Hi all.
This is my first message.
I've just passed Offensive security exam and obtained
OSCP.
Want to share my experience about how it was. So,
start from the beginning.
My background relies on six years in IT, four of them in IT Security. I started as technical
support engineer and now I'm not only Expert Security Researcher but
Independent Security Researcher. Also, I'm experienced in IT security,
audit, pentest and enterprise defense including system and network
administration. Last year I passed "Professional Penetration Tester" exam by
elearnsecurity and got
eCPPT.
Why did I choose this course and should to do the same? My personal motivation for taking the course and exam were to better
understand some techniques and methods of penetration testing
, the desire to enhance my knowledge and get qualification. Sometimes potential employers would rather see a professional
qualification on the CV. I heard about this course from skilled professionals earlier and
I do not regret their choice.
It was amazing challenge.
Despite that I am unable to share the details of the course, I will try to give some advices. If you want to pass the exam and do all of the Lab, I would recommend to take 60 or 90 days (about 4-6 hours everyday) depends on your knowledge.
The books above and some
online resources help me to do some boxes in lab.

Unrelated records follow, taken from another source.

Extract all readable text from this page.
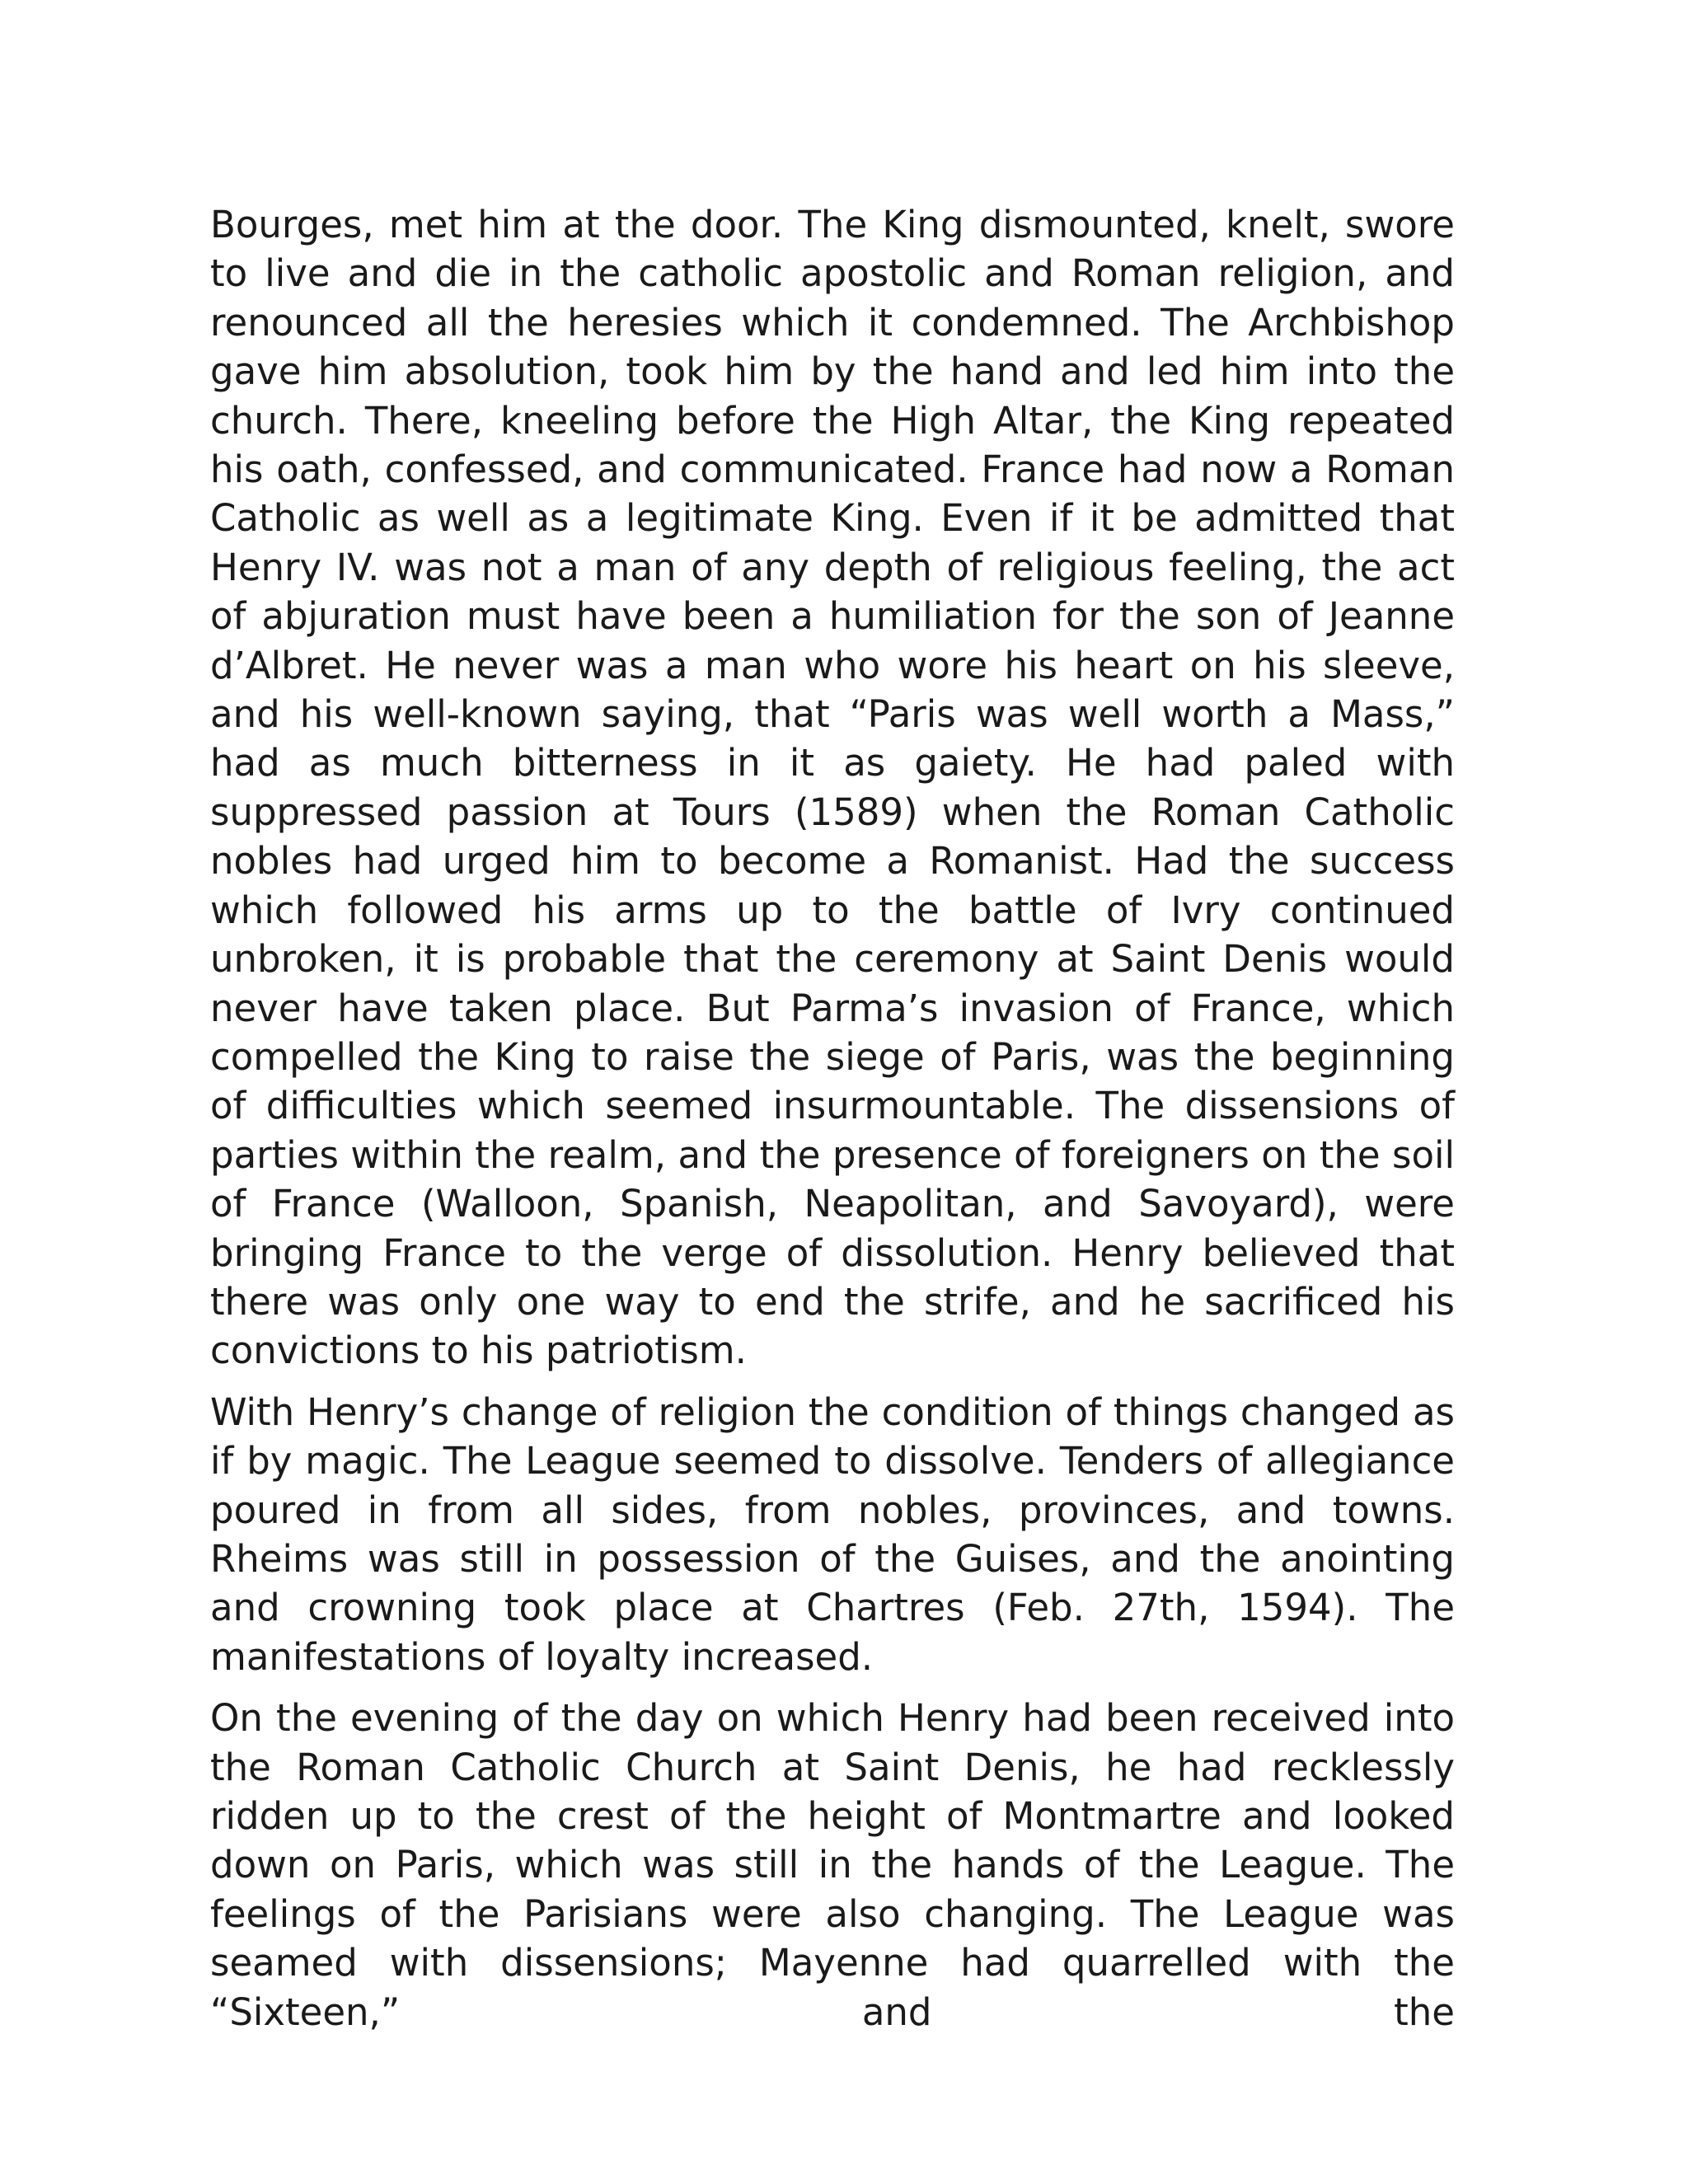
Bourges, met him at the door. The King dismounted, knelt, swore to live and die in the catholic apostolic and Roman religion, and renounced all the heresies which it condemned. The Archbishop gave him absolution, took him by the hand and led him into the church. There, kneeling before the High Altar, the King repeated his oath, confessed, and communicated. France had now a Roman Catholic as well as a legitimate King. Even if it be admitted that Henry IV. was not a man of any depth of religious feeling, the act of abjuration must have been a humiliation for the son of Jeanne d’Albret. He never was a man who wore his heart on his sleeve, and his well-known saying, that “Paris was well worth a Mass,” had as much bitterness in it as gaiety. He had paled with suppressed passion at Tours (1589) when the Roman Catholic nobles had urged him to become a Romanist. Had the success which followed his arms up to the battle of Ivry continued unbroken, it is probable that the ceremony at Saint Denis would never have taken place. But Parma’s invasion of France, which compelled the King to raise the siege of Paris, was the beginning of difficulties which seemed insurmountable. The dissensions of parties within the realm, and the presence of foreigners on the soil of France (Walloon, Spanish, Neapolitan, and Savoyard), were bringing France to the verge of dissolution. Henry believed that there was only one way to end the strife, and he sacrificed his convictions to his patriotism.

With Henry’s change of religion the condition of things changed as if by magic. The League seemed to dissolve. Tenders of allegiance poured in from all sides, from nobles, provinces, and towns. Rheims was still in possession of the Guises, and the anointing and crowning took place at Chartres (Feb. 27th, 1594). The manifestations of loyalty increased.

On the evening of the day on which Henry had been received into the Roman Catholic Church at Saint Denis, he had recklessly ridden up to the crest of the height of Montmartre and looked down on Paris, which was still in the hands of the League. The feelings of the Parisians were also changing. The League was seamed with dissensions; Mayenne had quarrelled with the “Sixteen,” and the
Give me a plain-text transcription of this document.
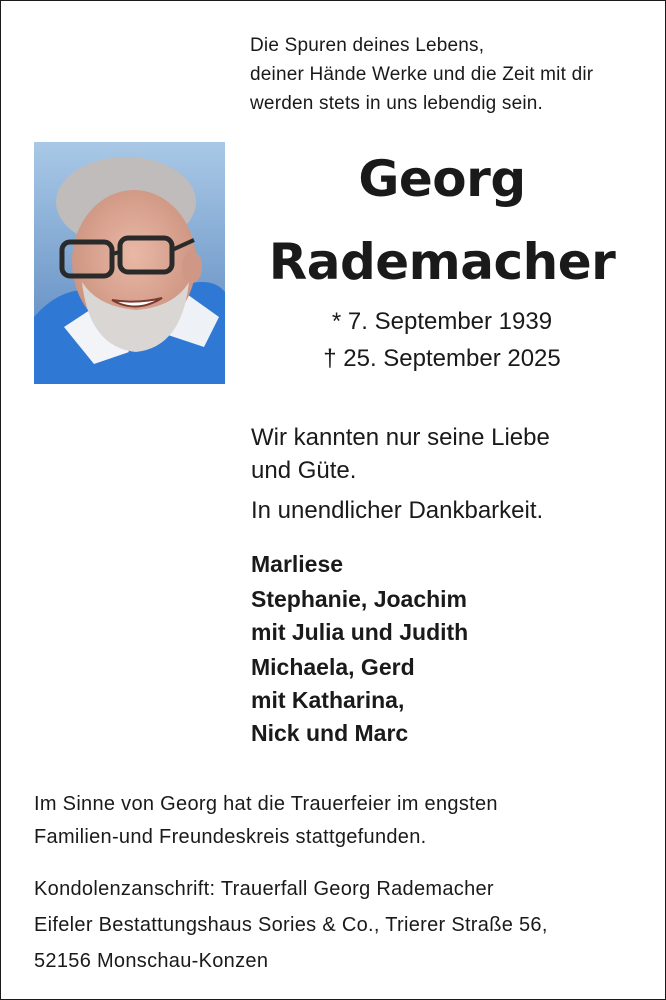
Die Spuren deines Lebens,
deiner Hände Werke und die Zeit mit dir
werden stets in uns lebendig sein.
Georg
Rademacher
* 7. September 1939
† 25. September 2025
Wir kannten nur seine Liebe
und Güte.
In unendlicher Dankbarkeit.
Marliese
Stephanie, Joachim
mit Julia und Judith
Michaela, Gerd
mit Katharina,
Nick und Marc
Im Sinne von Georg hat die Trauerfeier im engsten
Familien-und Freundeskreis stattgefunden.
Kondolenzanschrift: Trauerfall Georg Rademacher
Eifeler Bestattungshaus Sories & Co., Trierer Straße 56,
52156 Monschau-Konzen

The good reviews about exam and lab has already written I fully agree with is available here:
http://g0tmi1k.blogspot.com/2011/07/review-pentesting-with-backtrack-pwb.html
http://proactivedefender.blogspot.com/2012/01/oscp-my-review.html
I just say that the Lab consists of the several subnets, which you should to find and open with the keys. The final goal in the Lab is the key in admin network but also you can try to get root on all of the Lab PCs.
I had some troubles with several PCs in the Lab, because another students doing the lab at the same time or did before me and
interfere with other: change passwords, disable services and etc. My advice is revert PCs from your panel before you start.
I took 2 months of the lab time. I spent for the labs about 4 hours at first month and 6 hours at last every day and night and as much as
possible on weekends. It was not an easy thing when you are married and working. I'm very tired.
There are a range of boxes, with mix operating systems, services and different ways of exploitation and getting root.The lab is really well designed, many thanks to developers and admins. I have to be short-spoken because of two reviews mentioned I fully shared with authors.
Finally I
rooted almost all of the Lab machines, wrote some working exploits, and sent 2 reports (Lab and Exam). When I received the official email from Offensive Security that I had passed I was very happy and satisfied the results. I really did enjoy the whole course and waiting for a letter with my Certificate.